Заулки - Смирнов Виктор Васильевич. Страница 19
Они идут к рыночному выходу, где днем ручники торгуют с раскладок всякой мелочью, зазывают протяжными голосами. Им вторят гнусаво нищие слепцы, почти все якобы обгоревшие танкисты или летчики. Лица их рябы то ли от оспы, то ли от ножевых помет, и попробуй отличить фронтовика от того, кто обожжен кислотой, выплеснутой в лицо ревнивой подругой. Впрочем, слепцы не выясняют, чья темнота главнее. Дальше к выходу обычно располагается ряд художественный, который – стыдно было бы признаться ученым однокурсникам – Димке нравится. Он никогда не считал безвкусицей то, что сделано или расписано бесхитростными людьми для потехи или радости таких же, как они сами, покупателей. Днем здесь топорщат наглые глазки расписные свинки-копилки, а усатые рыцари, красавицы, под полной луной среди лебедей и кувшинок на размалеванных бумажных ковриках, глиняные коты, собачки, львы вслушиваются в разноголосицу.
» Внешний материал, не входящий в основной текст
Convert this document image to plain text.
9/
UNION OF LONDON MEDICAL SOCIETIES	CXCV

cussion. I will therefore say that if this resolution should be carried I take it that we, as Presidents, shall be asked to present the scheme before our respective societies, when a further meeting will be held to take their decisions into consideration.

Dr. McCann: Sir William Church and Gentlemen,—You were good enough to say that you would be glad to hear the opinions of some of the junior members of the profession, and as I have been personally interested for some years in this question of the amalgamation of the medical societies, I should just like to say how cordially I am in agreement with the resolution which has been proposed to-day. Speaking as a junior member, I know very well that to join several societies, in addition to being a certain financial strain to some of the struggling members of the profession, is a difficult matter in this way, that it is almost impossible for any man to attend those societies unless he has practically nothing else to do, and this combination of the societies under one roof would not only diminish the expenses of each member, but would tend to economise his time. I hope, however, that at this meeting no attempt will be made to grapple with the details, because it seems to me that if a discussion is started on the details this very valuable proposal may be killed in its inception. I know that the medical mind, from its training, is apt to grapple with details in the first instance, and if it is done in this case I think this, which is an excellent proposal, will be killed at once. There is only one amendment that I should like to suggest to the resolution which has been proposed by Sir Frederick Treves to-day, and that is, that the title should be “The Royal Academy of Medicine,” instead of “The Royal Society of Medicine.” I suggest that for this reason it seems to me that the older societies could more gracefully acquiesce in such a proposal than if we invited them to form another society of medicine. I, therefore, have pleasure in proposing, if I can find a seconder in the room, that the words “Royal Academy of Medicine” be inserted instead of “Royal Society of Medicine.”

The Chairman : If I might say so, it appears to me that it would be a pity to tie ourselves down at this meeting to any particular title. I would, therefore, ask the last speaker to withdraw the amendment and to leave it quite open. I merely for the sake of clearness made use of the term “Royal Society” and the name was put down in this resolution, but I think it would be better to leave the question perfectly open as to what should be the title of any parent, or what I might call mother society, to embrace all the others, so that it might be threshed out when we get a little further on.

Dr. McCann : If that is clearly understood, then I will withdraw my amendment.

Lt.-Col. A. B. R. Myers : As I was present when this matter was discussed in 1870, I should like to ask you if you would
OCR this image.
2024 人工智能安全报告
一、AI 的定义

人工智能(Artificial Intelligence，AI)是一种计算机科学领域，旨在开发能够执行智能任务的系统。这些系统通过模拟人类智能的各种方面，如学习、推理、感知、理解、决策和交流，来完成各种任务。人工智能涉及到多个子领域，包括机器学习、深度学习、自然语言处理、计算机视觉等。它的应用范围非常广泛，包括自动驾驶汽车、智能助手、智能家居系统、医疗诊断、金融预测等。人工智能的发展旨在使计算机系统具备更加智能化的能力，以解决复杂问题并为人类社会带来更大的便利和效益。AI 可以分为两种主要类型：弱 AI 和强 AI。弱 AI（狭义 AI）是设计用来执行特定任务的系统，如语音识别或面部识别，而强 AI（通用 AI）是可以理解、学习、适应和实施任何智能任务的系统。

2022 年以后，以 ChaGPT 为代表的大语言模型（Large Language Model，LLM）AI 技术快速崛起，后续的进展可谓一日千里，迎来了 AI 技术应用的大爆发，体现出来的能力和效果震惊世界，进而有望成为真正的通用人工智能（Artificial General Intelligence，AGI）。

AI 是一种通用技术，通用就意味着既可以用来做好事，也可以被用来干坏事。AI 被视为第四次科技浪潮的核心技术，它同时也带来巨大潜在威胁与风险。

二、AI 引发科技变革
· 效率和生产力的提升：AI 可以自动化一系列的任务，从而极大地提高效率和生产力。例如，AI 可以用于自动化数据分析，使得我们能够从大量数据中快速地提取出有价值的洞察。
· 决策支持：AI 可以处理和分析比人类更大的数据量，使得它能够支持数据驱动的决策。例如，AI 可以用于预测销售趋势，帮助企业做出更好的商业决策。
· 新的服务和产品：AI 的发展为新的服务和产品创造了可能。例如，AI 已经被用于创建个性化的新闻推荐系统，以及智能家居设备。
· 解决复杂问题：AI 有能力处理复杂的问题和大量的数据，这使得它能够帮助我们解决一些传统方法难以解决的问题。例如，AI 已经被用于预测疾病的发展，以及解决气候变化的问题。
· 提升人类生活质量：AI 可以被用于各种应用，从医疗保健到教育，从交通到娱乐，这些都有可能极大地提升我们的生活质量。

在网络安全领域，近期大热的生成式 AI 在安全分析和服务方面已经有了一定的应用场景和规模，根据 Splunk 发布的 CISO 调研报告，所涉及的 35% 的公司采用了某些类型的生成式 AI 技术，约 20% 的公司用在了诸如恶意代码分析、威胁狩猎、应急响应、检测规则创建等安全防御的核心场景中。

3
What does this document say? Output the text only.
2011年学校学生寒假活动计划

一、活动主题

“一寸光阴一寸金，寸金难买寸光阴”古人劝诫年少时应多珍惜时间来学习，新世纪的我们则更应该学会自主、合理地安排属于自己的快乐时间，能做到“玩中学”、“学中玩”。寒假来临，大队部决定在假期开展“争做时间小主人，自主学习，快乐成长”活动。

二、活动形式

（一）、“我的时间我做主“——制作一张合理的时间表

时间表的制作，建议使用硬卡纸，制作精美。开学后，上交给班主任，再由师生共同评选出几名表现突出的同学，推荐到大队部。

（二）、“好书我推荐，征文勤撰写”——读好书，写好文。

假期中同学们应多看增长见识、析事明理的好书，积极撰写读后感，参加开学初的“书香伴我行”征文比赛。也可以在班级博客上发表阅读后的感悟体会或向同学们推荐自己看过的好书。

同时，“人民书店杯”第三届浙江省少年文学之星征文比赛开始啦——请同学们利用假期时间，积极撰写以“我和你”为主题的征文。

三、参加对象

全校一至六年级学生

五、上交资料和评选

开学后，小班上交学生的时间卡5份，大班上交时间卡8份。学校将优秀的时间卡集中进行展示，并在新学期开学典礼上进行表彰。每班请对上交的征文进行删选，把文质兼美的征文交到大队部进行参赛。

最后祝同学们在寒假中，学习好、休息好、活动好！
Это – угол Сашки-самовара. Здесь он сидит – впрочем, что значит для Сашки сидеть? – на деревянном прочном ящике, среди подушек в красных наперниках, купленных им у пуховых торговок здесь же, неподалеку, и время от времени вскрикивает хрипло: «Фронтовички, касатики! Обратите внимание на чудо хирургии! Трижды приговорен к смерти академиками. Выжил на ваше счастье, на свою радость. Смотрю, слушаю, воздух глотаю, остального не могу». Кричит он это заученно, равнодушно – все равно, кто глянет, тот даст, хоть последнюю копейку.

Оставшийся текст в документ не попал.